If you’re one of those people for whom the pandemic meant additional hardship and challenge, those negative situations, too, have changed you, and now is the good time to figure out where to go from here. Might you allow your circumstances to continue to take control over your life? Or will you try to think of a life that’s better and more meaningful where hardship is still a part of it, but is no longer something that has to overwhelm you?
The key to making changes in our new post-lockdown reality is to be able to connect to others. Some of us are now allowed to cautiously expand our “bubbles” to more people, places of business are opening up, as are parks and beaches. In other words, things look like they’re going back to semi-normal (for now, nothing will be like it used to be – who knows, maybe it’ll never be like it used to be). For those reasons, we no longer have excuses to self-isolate and avoid human contact – even from a distance or virtually. I’ve seen people going for walks with masks, keeping their 6-ft distance, friends chatting on benches while sitting on the opposite ends.
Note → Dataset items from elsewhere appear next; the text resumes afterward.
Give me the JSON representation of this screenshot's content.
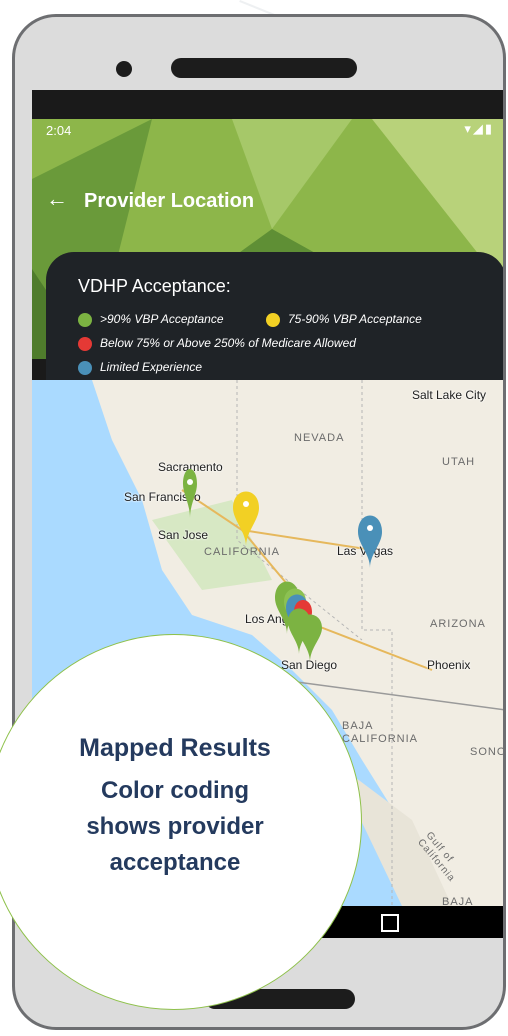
{
  "status_bar": {
    "time": "2:04",
    "icons": "▾◢▮"
  },
  "toolbar": {
    "back_icon": "←",
    "title": "Provider Location"
  },
  "legend": {
    "title": "VDHP Acceptance:",
    "items": [
      {
        "label": ">90% VBP Acceptance",
        "color": "#7cb342"
      },
      {
        "label": "75-90% VBP Acceptance",
        "color": "#f2d024"
      },
      {
        "label": "Below 75% or Above 250% of Medicare Allowed",
        "color": "#e53935"
      },
      {
        "label": "Limited Experience",
        "color": "#4a90b8"
      }
    ]
  },
  "map": {
    "labels": {
      "salt_lake_city": "Salt Lake City",
      "nevada": "NEVADA",
      "utah": "UTAH",
      "sacramento": "Sacramento",
      "san_francisco": "San Francisco",
      "san_jose": "San Jose",
      "california": "CALIFORNIA",
      "las_vegas": "Las Vegas",
      "los_angeles": "Los Angeles",
      "arizona": "ARIZONA",
      "san_diego": "San Diego",
      "phoenix": "Phoenix",
      "baja_california": "BAJA\nCALIFORNIA",
      "sonora": "SONO",
      "gulf": "Gulf of California",
      "baja": "BAJA"
    }
  },
  "callout": {
    "heading": "Mapped Results",
    "lines": [
      "Color coding",
      "shows provider",
      "acceptance"
    ]
  },
  "colors": {
    "brand_navy": "#243a5e",
    "header_green": "#8db64a",
    "accent_green": "#8ec14a"
  }
}
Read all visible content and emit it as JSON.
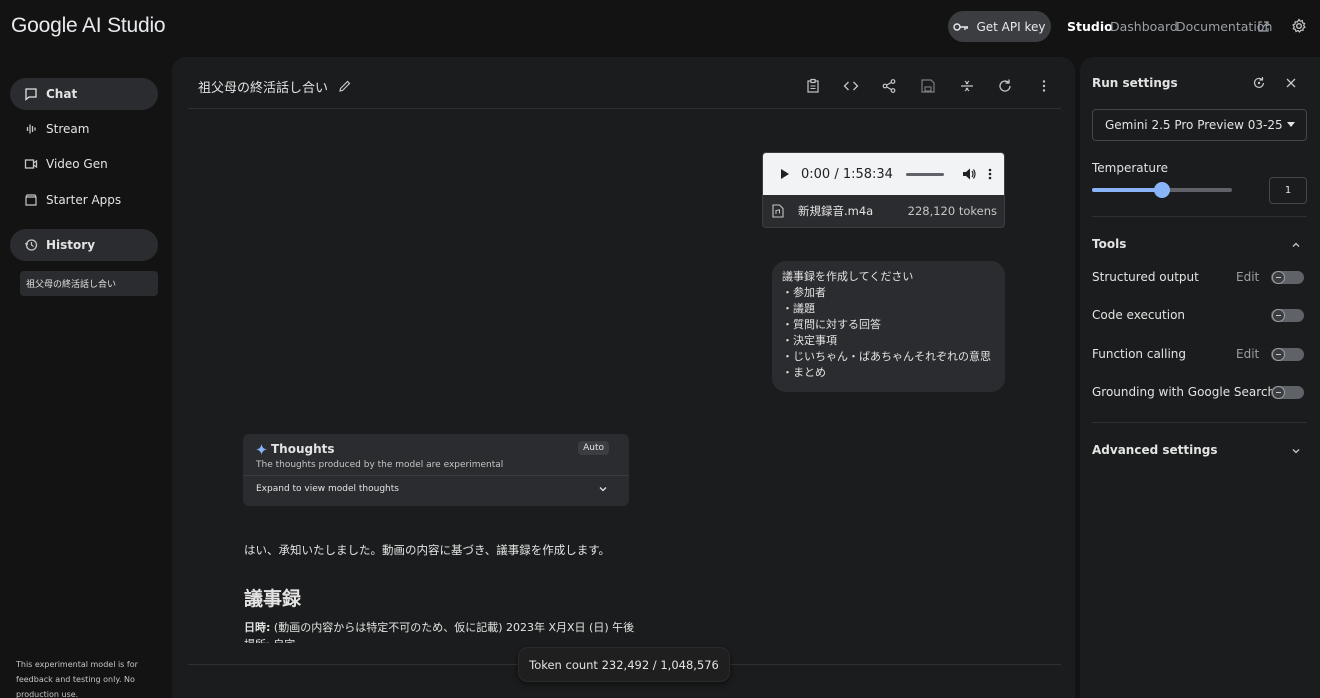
{
  "app": {
    "logo": "Google AI Studio"
  },
  "header": {
    "api_key_label": "Get API key",
    "links": {
      "studio": "Studio",
      "dashboard": "Dashboard",
      "documentation": "Documentation"
    },
    "icons": [
      "key-icon",
      "external-link-icon",
      "gear-icon"
    ]
  },
  "sidebar": {
    "items": [
      {
        "label": "Chat",
        "icon": "chat-icon",
        "active": true
      },
      {
        "label": "Stream",
        "icon": "waveform-icon",
        "active": false
      },
      {
        "label": "Video Gen",
        "icon": "video-icon",
        "active": false
      },
      {
        "label": "Starter Apps",
        "icon": "apps-icon",
        "active": false
      }
    ],
    "history": {
      "label": "History",
      "icon": "history-icon"
    },
    "history_items": [
      "祖父母の終活話し合い"
    ],
    "disclaimer": "This experimental model is for feedback and testing only. No production use."
  },
  "main": {
    "title": "祖父母の終活話し合い",
    "toolbar_icons": [
      "clipboard-icon",
      "code-icon",
      "share-icon",
      "save-icon",
      "compare-icon",
      "refresh-icon",
      "more-vert-icon"
    ],
    "audio": {
      "time": "0:00 / 1:58:34",
      "progress": 0,
      "file_name": "新規録音.m4a",
      "tokens": "228,120 tokens"
    },
    "user_prompt": [
      "議事録を作成してください",
      "・参加者",
      "・議題",
      "・質問に対する回答",
      "・決定事項",
      "・じいちゃん・ばあちゃんそれぞれの意思",
      "・まとめ"
    ],
    "thoughts": {
      "title": "Thoughts",
      "badge": "Auto",
      "subtitle": "The thoughts produced by the model are experimental",
      "expand_label": "Expand to view model thoughts"
    },
    "reply": "はい、承知いたしました。動画の内容に基づき、議事録を作成します。",
    "minutes_heading": "議事録",
    "date_label": "日時:",
    "date_value": "(動画の内容からは特定不可のため、仮に記載) 2023年 X月X日 (日) 午後",
    "cut_line": "場所: 自宅",
    "token_count": "Token count 232,492 / 1,048,576"
  },
  "run_settings": {
    "title": "Run settings",
    "model": "Gemini 2.5 Pro Preview 03-25",
    "temperature_label": "Temperature",
    "temperature_value": "1",
    "temperature_fraction": 0.5,
    "tools_heading": "Tools",
    "tools": [
      {
        "label": "Structured output",
        "edit": "Edit",
        "enabled": false
      },
      {
        "label": "Code execution",
        "edit": "",
        "enabled": false
      },
      {
        "label": "Function calling",
        "edit": "Edit",
        "enabled": false
      },
      {
        "label": "Grounding with Google Search",
        "edit": "",
        "enabled": false
      }
    ],
    "advanced_heading": "Advanced settings"
  },
  "colors": {
    "background": "#131314",
    "panel": "#1b1c1d",
    "accent": "#8ab4f8"
  }
}
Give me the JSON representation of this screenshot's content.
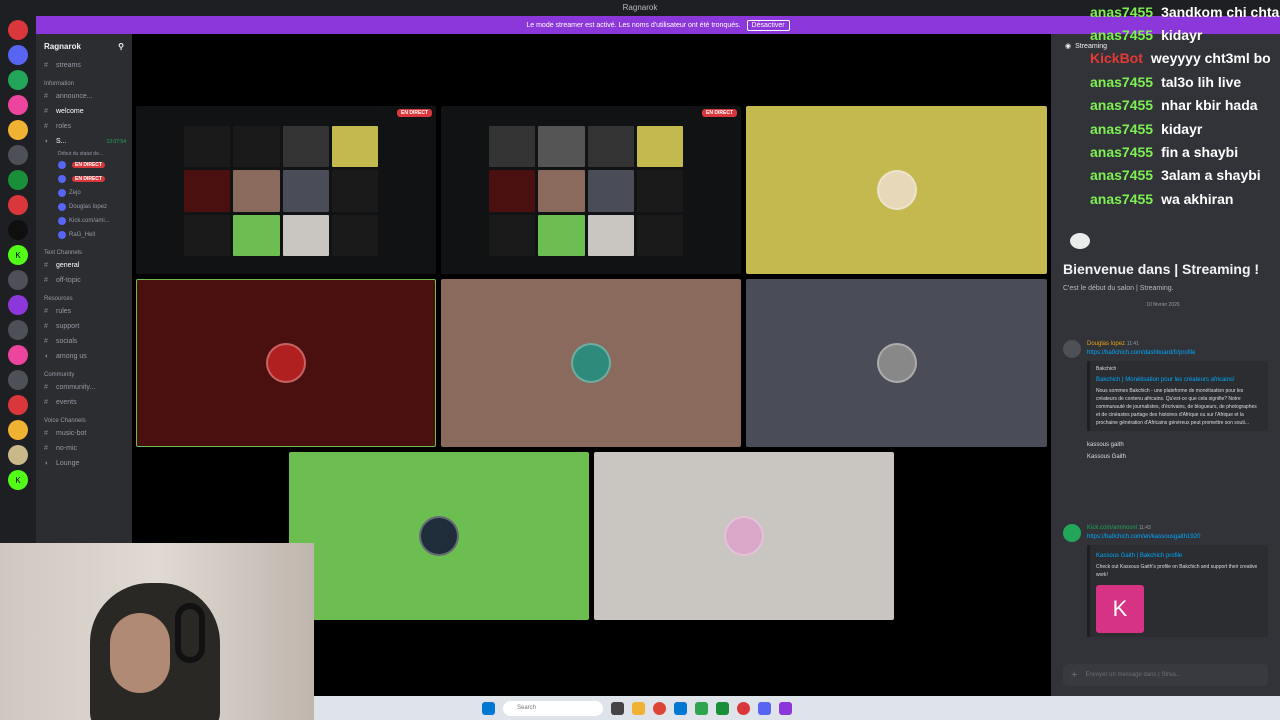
{
  "window": {
    "title": "Ragnarok"
  },
  "banner": {
    "text": "Le mode streamer est activé. Les noms d'utilisateur ont été tronqués.",
    "button": "Désactiver"
  },
  "server": {
    "name": "Ragnarok"
  },
  "channels": {
    "top": [
      {
        "icon": "#",
        "label": "streams"
      }
    ],
    "categories": [
      {
        "name": "Information",
        "items": [
          "announce...",
          "welcome",
          "roles"
        ]
      },
      {
        "name": "Text Channels",
        "items": [
          "general",
          "off-topic"
        ]
      },
      {
        "name": "Resources",
        "items": [
          "rules",
          "support",
          "socials",
          "among us"
        ]
      },
      {
        "name": "Community",
        "items": [
          "community...",
          "events"
        ]
      },
      {
        "name": "Voice Channels",
        "items": [
          "music-bot",
          "no-mic",
          "Lounge"
        ]
      }
    ],
    "voice_channel": {
      "name": "S...",
      "time": "13:07:54",
      "sub": "Début du statut de...",
      "users": [
        "",
        "",
        "Zejo",
        "Douglas lopez",
        "Kick.com/ami...",
        "RaG_Hell"
      ],
      "live_label": "EN DIRECT"
    }
  },
  "stage": {
    "live_label": "EN DIRECT"
  },
  "chat": {
    "header": "Streaming",
    "welcome_title": "Bienvenue dans | Streaming !",
    "welcome_sub": "C'est le début du salon | Streaming.",
    "date": "10 février 2026",
    "messages": [
      {
        "user": "Douglas lopez",
        "time": "11:41",
        "link": "https://ba9chich.com/dashboard/fr/profile",
        "embed_provider": "Bakchich",
        "embed_title": "Bakchich | Monétisation pour les créateurs africains!",
        "embed_desc": "Nous sommes Bakchich - une plateforme de monétisation pour les créateurs de contenu africains. Qu'est-ce que cela signifie? Notre communauté de journalistes, d'écrivains, de blogueurs, de photographes et de cinéastes partage des histoires d'Afrique ou sur l'Afrique et la prochaine génération d'Africains généreux peut promettre son souti...",
        "extra1": "kassous gaith",
        "extra2": "Kassous Gaith"
      },
      {
        "user": "Kick.com/aminosnl",
        "time": "11:43",
        "link": "https://ba9chich.com/en/kassousgaith1920",
        "embed_title": "Kassous Gaith | Bakchich profile",
        "embed_desc": "Check out Kassous Gaith's profile on Bakchich and support their creative work!",
        "thumb": "K"
      }
    ],
    "input_placeholder": "Envoyer un message dans | Strea..."
  },
  "overlay_chat": [
    {
      "user": "anas7455",
      "text": "3andkom chi chta"
    },
    {
      "user": "anas7455",
      "text": "kidayr"
    },
    {
      "user": "KickBot",
      "text": "weyyyy cht3ml bo",
      "bot": true
    },
    {
      "user": "anas7455",
      "text": "tal3o lih live"
    },
    {
      "user": "anas7455",
      "text": "nhar kbir hada"
    },
    {
      "user": "anas7455",
      "text": "kidayr"
    },
    {
      "user": "anas7455",
      "text": "fin a shaybi"
    },
    {
      "user": "anas7455",
      "text": "3alam a shaybi"
    },
    {
      "user": "anas7455",
      "text": "wa akhiran"
    }
  ],
  "taskbar": {
    "search": "Search"
  },
  "colors": {
    "tile_olive": "#c3b94e",
    "tile_maroon": "#4a1010",
    "tile_brown": "#8a6a5c",
    "tile_slate": "#4a4c58",
    "tile_green": "#6cbe50",
    "tile_grey": "#c9c5c0"
  }
}
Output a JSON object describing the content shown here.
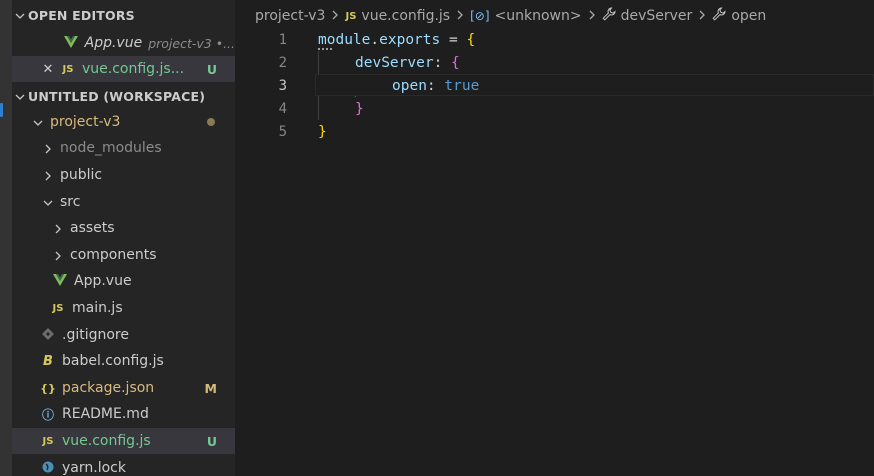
{
  "sidebar": {
    "open_editors_header": "OPEN EDITORS",
    "open_editors": [
      {
        "name": "App.vue",
        "description": "project-v3 •...",
        "icon": "vue-icon"
      },
      {
        "name": "vue.config.js...",
        "badge": "U",
        "icon": "js-icon",
        "close": "✕"
      }
    ],
    "workspace_header": "UNTITLED (WORKSPACE)",
    "project": "project-v3",
    "tree": {
      "node_modules": "node_modules",
      "public": "public",
      "src": "src",
      "assets": "assets",
      "components": "components",
      "app_vue": "App.vue",
      "main_js": "main.js",
      "gitignore": ".gitignore",
      "babel": "babel.config.js",
      "package": "package.json",
      "package_badge": "M",
      "readme": "README.md",
      "vue_config": "vue.config.js",
      "vue_config_badge": "U",
      "yarn": "yarn.lock"
    },
    "icons": {
      "js_label": "JS",
      "json_label": "{}",
      "info_label": "ⓘ",
      "babel_label": "B"
    }
  },
  "breadcrumb": {
    "project": "project-v3",
    "file": "vue.config.js",
    "file_icon": "JS",
    "symbol": "<unknown>",
    "symbol_icon": "[⊘]",
    "prop1": "devServer",
    "prop2": "open"
  },
  "code": {
    "line_numbers": [
      "1",
      "2",
      "3",
      "4",
      "5"
    ],
    "l1": {
      "obj": "module",
      "dot": ".",
      "prop": "exports",
      "op": " = ",
      "brace": "{"
    },
    "l2": {
      "key": "devServer",
      "colon": ": ",
      "brace": "{"
    },
    "l3": {
      "key": "open",
      "colon": ": ",
      "value": "true"
    },
    "l4": {
      "brace": "}"
    },
    "l5": {
      "brace": "}"
    },
    "current_line": 3
  },
  "colors": {
    "accent": "#2f7fd0",
    "untracked": "#73c991",
    "modified": "#d7ba7d"
  }
}
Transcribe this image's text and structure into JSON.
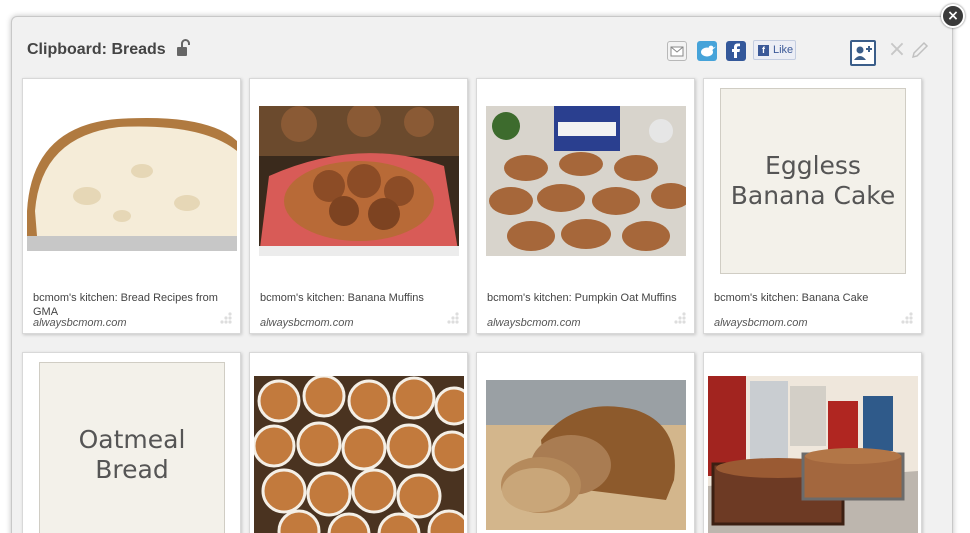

I was at a coed baby shower the other day that happened outside in the snow centered around a roaring camp fire. If you’re comfortable doing these things (and don’t have the symptoms, etc.), try it. If it’s too much, set up some FaceTime or Zoom and do it this way. This is the time to reach out for help, especially if you’re struggling, to make plans with friends and loved ones the way we used to… but different. I know that people set up Christmas and New Years gatherings via zoom, that they’ve watched the playoffs, celebrated birthdays. We don’t need to stop doing all these things just because the world is trying to stop us. We can adapt. And accept.
For me, it’s winter season, so I I’m inside a lot more than I like. Some plans haven’t worked out (like having friends visit – though my wife and I just had a short visit with some dear friends outside on our back porch), but there were many moments where I’ve found my bonds deepening and becoming stronger because of what’s going on. As we all do, I think about myself a lot, and I tend to sit in my head quite often, but now more than ever, I’m aware of people – strangers and family alike – and the care that we need to show one another. I think it’s remarkable how we now have to literally think of others all the time before we even leave the house. Wearing a mask means you care; observing distancing rules means that you care as well.